Bazı çalışmalar sedef hastalığında glutensiz diyet, vejetaryen diyet, ketojenik diyet gibi alternatif beslenme biçimlerinin hastalık üzerine olumlu etkilerini bildirseler de bu konuda daha fazla araştırmaya ihtiyaç duyulmaktadır. Fakat akdeniz diyetine bağlı kalmanın semptomları hafiflettiği bildirilmiştir.

Hastalar nelere dikkat etmeli?

  • Vücut ağırlığı ideal aralıkta olmalıdır.
  • Alkol ve sigara kullanımından uzak durulmalıdır.
  • Beslenme ve farmakolojik tedavi bir bütündür, birlikte devam etmelidir.
  • Yüksek oranda yağ, şeker, kalori içeren besinlerden uzak durulmalıdır.
  • Protein, karbonhidrat ve yağ dengeli bir şekilde, yeterli miktarda alınmalıdır.
  • A vitamini, C vitamini, E vitamini, karotenoidler, flavonoidler ve selenyum gibi antioksidanların diyette bulunması çok önemlidir. Bu sebeple meyveler, sebzeler, kuruyemişler gibi antioksidan kaynakları mutlaka tüketilmelidir. Bu gruptan özellikle kuruyemişler küçük hacimde yüksek enerji içerdiklerinden diyette kontrollü bir şekilde bulunmalıdır.
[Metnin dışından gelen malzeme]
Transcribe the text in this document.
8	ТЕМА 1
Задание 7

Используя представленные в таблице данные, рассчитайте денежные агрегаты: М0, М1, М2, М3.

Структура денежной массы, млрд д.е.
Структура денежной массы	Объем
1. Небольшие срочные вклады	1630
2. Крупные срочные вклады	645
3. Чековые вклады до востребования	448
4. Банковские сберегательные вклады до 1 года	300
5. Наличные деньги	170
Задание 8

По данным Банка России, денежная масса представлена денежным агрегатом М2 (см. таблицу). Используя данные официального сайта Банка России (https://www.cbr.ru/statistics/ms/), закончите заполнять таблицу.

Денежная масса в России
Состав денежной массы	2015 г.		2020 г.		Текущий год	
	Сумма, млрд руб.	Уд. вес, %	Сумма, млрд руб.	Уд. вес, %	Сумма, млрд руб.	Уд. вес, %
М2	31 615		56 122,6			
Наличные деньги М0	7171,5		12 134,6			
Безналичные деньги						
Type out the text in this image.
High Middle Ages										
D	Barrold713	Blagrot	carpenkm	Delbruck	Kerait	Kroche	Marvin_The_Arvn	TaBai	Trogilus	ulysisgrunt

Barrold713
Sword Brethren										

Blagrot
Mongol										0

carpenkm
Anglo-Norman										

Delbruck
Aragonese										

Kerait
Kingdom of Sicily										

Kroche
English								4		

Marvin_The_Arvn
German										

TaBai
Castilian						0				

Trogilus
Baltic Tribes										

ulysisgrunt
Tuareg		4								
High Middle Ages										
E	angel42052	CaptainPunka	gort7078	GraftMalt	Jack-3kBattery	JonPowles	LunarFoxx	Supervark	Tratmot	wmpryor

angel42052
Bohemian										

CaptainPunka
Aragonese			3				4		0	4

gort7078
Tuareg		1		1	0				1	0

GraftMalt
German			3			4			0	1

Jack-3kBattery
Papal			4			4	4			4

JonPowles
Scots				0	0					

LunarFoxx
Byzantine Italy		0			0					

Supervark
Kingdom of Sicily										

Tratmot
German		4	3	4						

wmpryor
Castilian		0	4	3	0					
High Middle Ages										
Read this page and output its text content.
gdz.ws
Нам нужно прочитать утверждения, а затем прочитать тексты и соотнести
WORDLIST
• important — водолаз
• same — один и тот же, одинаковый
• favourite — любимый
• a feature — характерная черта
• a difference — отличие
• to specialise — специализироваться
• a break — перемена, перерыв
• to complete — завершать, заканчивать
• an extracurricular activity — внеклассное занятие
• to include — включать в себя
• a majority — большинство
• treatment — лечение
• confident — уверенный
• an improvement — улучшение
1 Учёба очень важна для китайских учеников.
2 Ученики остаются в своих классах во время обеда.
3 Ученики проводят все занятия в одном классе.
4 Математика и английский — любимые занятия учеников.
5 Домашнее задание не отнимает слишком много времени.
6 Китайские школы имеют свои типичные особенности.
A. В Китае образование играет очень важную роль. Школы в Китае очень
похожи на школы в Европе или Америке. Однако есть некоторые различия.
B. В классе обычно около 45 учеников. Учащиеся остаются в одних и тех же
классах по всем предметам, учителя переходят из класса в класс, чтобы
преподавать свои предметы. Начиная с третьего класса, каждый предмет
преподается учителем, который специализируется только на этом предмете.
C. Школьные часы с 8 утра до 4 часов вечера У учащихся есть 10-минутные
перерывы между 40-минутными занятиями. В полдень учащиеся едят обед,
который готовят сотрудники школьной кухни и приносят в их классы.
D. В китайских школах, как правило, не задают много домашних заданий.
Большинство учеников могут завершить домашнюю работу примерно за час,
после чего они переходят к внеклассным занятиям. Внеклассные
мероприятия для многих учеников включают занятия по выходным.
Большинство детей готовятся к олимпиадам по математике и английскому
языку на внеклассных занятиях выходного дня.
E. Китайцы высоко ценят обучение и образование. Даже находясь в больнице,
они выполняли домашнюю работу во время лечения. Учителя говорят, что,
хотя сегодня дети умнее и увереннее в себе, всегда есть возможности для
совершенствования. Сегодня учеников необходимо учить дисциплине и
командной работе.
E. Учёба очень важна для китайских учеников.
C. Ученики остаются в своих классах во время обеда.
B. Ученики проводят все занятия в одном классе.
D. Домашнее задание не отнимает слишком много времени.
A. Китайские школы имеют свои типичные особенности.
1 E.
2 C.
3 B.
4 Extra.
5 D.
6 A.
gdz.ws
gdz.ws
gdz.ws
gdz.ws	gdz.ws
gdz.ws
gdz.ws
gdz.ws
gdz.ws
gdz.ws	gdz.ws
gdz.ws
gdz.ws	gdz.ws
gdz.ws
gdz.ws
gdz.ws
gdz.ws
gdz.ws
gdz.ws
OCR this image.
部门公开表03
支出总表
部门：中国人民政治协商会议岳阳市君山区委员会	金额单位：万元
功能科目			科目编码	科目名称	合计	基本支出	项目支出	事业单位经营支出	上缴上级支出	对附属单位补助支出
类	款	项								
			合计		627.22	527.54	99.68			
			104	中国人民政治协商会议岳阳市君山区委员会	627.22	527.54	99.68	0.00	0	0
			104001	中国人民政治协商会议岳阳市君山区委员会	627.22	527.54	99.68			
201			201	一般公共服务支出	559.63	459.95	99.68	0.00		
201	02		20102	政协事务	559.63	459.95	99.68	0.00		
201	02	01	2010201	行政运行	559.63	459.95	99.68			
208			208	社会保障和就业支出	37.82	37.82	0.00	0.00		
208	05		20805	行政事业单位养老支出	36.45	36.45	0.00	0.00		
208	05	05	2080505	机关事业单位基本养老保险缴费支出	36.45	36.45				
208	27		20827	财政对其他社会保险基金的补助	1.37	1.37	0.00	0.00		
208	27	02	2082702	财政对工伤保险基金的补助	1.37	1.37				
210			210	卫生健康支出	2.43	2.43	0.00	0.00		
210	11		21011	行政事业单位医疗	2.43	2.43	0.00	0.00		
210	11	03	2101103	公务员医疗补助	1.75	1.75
  • Vücuttaki D vitamini seviyesi önemlidir, sürekli olarak takip edilmelidir.
  • Prebiyotik ve probiyotikler beslenmeye dahil edilmelidir.
  • Doymuş yağ alımı sınırlandırılmalı, doymamış yağ asitleri ile değiştirilmelidir. (Tereyağı yerine zeytinyağı kullanmak gibi)
  • Tam yağlı süt ürünleri, yerine az yağlı olanlar tercih edilmeli, et ve tavuk eti gibi hayvansal etlerin yağlı kısımları ile derisi tüketilmemelidir.
  • İşlenmiş ve yoğun enerji içeren besinlerden uzak durulmalıdır.
  • Tuz ve şeker alımı sınırlandırılmalıdır.